American librarian (1887–1933)

Ridgely Hunt Jr. (1887–1933) was a publishing executive and professor. After a 10-year career in the book distribution and publishing industries, Hunt served as librarian of the Yale University Library in New Haven, Connecticut. He was a grandson of William H. Hunt, the Secretary of the Navy during the Garfield Presidential Administration. Hunt was also a nephew of William Henry Hunt, who served as territorial Governor of Puerto Rico and as a federal judge on the Ninth Circuit.

==Early life, education, and military experience==

Hunt was born to Ridgely Hunt Sr. and Virginia DeLancy (Kearney) Hunt in Washington, D.C., on September 16, 1887. After graduating from Morristown School in Morristown, New Jersey, in 1905, he entered the U.S. Naval Academy in Annapolis, Maryland, as a member of the Class of 1909. Hunt later transferred to Yale University to complete his undergraduate education. Hunt participated in the Elizabethan Club, a social club, and the Sachem Club. He graduated from the Sheffield Scientific School at Yale in 1914 with a bachelor's degree in philosophy.

Between 1914 and 1918, Hunt worked at Parsons Trading Company, a paper company, and he then worked as an export manager for Arnold, Cheney, and Company. In 1918, Hunt enlisted with the 7th New York Infantry. After receiving a transfer to the 107th Infantry Regiment in the 27th Division, he served overseas with the American Expeditionary Forces in World War I. Upon earning a commission as a second lieutenant in August 1918, he served with the 101st Infantry of the 81st Division.

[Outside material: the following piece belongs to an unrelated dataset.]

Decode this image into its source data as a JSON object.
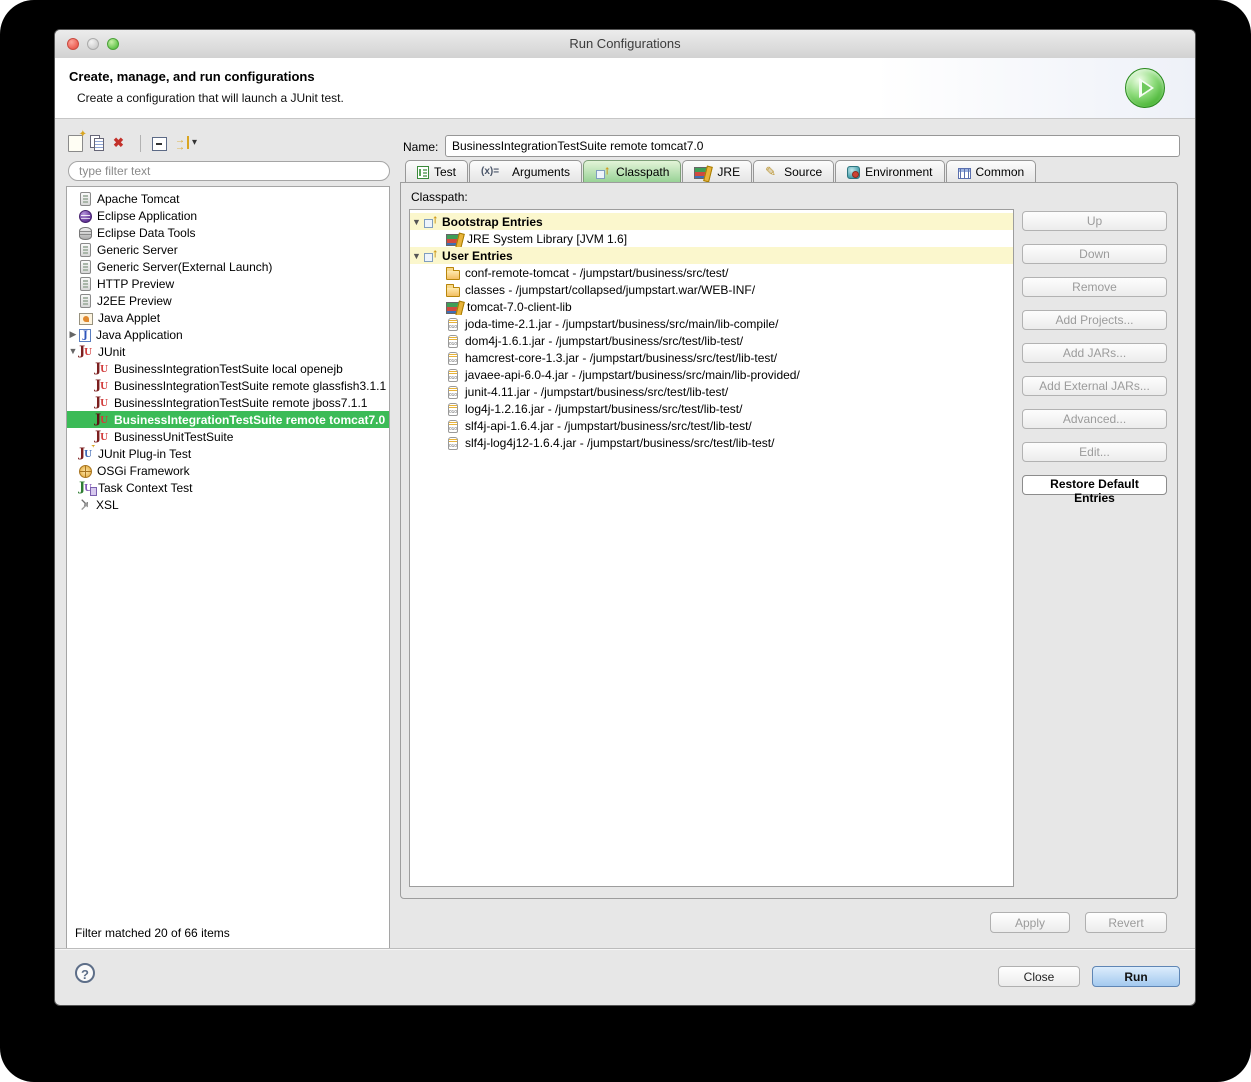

==Career in the book industry==

After receiving his discharge from the U.S. Army in 1919, Hunt joined Brick Row Book Shop to manage its New York office. He later served as a sales manager for D. Appleton & Company and then Duffield & Company. In 1931, Hunt began serving as librarian of the Linonia and Brothers Library at Yale University. Hunt also held the rank of assistant professor. While working at Yale, he published the book Gardener's Friend and Other Pests with noted architect George Shepard Chappell. In 1933, Hunt received a promotion to the position of supervisor of the college libraries at Yale.

==Family==

Hunt married Julia deForest Cheney in 1915. They had four children together. Hunt's child Nancy (born Ridgely Hunt III) worked as a journalist with The Chicago Tribune.